Boosting enrollment is key to Walmart as it builds a broader financial services business through One, a fintech that Walmart majority owns. By pairing real-time payments with A2A transfers, Walmart can enable users to time payments more accurately based on available funds as a way to mitigate overdrafts. Real-time payments are also becoming popular in the U.S. Thirty-three percent of banks offer FedNow and an additional 43% plan to offer it, according to a survey by Arizent, American Banker's publisher. Thirty-eight percent of banks offer RTP, and 24% plan to offer RTP. 

FiservWestOxford
American Banker

Fiserv

Bank technology seller Fiserv worked with Walmart on the retailer's real-time payment project, which is part of a broader strategy that demonstrates A2A's potential as a product that can form a base to cross-sell other products.

Fiserv this month said Walmart would refer Clover, Fiserv's point-of-sale system, to clients of Walmart Business, the retailer's suite of products for businesses. During Fiserv's most recent earnings call, CEO Frank Bisignano noted greater demand among merchants for both real-time payments and pay-by-bank options. 
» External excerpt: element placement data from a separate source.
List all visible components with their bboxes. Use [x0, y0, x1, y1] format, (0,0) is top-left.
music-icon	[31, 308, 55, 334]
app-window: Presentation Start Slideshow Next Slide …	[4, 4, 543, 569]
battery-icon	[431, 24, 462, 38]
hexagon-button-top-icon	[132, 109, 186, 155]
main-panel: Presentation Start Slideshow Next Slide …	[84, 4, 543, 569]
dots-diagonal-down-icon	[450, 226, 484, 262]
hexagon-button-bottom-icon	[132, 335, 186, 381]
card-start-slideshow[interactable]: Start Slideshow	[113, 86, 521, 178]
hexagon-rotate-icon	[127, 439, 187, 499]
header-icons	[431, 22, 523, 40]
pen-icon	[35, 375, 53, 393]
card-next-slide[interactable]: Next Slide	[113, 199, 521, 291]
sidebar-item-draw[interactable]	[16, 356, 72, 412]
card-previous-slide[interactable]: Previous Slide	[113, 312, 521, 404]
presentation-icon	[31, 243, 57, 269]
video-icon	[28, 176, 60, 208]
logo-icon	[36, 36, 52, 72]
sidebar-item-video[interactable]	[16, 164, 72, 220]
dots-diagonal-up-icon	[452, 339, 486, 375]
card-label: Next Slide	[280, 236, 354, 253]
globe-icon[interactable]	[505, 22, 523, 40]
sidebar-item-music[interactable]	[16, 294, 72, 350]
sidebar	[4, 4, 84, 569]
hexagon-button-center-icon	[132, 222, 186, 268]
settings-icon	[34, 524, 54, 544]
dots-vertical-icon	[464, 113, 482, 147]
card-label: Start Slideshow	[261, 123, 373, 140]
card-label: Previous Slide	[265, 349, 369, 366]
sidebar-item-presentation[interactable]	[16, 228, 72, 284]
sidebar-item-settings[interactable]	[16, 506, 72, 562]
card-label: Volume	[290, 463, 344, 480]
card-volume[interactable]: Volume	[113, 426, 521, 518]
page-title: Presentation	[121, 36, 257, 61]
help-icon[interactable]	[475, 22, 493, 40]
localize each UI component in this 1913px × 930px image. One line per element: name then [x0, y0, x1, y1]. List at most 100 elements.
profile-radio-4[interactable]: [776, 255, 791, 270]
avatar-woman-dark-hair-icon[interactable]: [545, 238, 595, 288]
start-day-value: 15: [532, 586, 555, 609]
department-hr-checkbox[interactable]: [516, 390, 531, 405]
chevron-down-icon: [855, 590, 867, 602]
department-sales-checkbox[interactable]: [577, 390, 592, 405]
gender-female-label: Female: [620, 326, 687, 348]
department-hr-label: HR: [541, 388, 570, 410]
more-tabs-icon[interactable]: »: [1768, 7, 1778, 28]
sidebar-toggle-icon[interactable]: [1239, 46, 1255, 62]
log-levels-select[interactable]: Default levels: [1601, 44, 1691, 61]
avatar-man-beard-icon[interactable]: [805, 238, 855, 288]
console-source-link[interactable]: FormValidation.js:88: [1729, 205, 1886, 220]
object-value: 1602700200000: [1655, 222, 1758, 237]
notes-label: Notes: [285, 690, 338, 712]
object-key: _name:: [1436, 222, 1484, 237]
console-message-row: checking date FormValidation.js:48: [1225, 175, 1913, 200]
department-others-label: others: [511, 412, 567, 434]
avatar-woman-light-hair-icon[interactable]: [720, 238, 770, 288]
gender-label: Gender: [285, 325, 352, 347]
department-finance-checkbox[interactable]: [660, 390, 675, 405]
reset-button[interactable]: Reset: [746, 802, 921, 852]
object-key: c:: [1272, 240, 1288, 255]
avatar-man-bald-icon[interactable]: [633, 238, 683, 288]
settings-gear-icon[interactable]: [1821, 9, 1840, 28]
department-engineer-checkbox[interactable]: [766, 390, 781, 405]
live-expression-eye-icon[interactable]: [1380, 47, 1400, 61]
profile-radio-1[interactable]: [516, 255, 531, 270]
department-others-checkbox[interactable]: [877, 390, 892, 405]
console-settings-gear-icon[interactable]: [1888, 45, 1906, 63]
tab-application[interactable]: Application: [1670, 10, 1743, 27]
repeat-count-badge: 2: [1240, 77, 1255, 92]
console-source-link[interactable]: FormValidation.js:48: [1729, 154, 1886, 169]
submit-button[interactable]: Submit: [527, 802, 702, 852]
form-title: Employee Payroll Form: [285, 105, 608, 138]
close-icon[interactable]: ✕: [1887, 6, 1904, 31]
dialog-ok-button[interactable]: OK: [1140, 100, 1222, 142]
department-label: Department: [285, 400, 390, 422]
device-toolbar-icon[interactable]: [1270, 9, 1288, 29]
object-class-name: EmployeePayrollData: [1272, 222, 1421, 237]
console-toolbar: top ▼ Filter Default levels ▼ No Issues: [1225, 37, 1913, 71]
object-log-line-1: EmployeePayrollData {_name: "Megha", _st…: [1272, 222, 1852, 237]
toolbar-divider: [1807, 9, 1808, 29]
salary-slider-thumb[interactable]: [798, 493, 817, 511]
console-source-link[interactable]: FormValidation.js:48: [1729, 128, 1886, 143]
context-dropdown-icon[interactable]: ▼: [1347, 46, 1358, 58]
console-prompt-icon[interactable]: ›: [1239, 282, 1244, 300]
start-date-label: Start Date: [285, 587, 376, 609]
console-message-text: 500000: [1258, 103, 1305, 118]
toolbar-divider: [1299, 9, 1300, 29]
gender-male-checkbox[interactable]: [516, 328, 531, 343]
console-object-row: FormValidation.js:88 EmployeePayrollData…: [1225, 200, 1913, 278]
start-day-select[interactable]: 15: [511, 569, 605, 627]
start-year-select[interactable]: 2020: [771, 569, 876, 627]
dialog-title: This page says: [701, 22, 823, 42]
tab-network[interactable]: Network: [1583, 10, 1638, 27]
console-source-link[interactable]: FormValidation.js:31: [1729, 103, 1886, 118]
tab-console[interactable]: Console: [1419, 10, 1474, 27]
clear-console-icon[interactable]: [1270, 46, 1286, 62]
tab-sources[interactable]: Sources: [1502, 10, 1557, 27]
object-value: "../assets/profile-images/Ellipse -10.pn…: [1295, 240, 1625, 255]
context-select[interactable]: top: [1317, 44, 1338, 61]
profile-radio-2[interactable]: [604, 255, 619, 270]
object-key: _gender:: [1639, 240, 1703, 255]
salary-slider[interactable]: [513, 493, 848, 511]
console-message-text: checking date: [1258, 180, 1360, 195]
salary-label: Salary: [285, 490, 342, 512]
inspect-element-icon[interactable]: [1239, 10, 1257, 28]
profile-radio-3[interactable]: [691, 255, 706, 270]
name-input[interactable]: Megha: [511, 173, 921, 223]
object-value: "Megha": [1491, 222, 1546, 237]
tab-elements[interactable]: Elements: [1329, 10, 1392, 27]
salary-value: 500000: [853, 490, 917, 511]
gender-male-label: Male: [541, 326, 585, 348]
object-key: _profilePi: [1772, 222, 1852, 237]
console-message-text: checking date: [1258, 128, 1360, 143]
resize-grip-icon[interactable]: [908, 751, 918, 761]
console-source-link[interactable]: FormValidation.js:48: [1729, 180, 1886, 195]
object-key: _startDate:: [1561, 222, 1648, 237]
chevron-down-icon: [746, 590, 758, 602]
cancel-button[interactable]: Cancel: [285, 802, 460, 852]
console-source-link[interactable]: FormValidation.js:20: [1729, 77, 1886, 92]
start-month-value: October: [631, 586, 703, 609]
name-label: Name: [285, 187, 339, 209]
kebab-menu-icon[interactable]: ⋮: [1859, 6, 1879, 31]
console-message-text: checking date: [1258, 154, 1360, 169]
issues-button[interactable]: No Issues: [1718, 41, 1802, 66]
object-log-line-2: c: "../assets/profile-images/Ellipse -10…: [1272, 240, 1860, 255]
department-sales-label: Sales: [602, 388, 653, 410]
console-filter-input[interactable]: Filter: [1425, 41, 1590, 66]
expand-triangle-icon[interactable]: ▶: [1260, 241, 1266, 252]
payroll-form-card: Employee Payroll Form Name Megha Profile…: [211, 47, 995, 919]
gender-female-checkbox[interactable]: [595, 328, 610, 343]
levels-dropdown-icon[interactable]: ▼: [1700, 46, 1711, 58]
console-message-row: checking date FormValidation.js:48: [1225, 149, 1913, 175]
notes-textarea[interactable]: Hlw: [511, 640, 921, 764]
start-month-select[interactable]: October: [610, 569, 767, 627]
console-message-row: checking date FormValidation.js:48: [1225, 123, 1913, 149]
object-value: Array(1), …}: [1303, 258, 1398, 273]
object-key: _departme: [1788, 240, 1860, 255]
Real-time payments adoption is also growing and enhances pay-by-bank's value proposition, Javelin's Tavilla said, noting FedNow has more than 1,000 participating financial institutions.

"Real-time payments would improve account verification and mitigate insufficient funds issues associated with ACH pay-by-bank solutions," Tavilla said. "Additionally, real-time payments and pay-by-bank provide merchants with lower transaction costs relative to card payments, faster settlement, and fewer payment declines, and customers can avoid multiple pending transactions."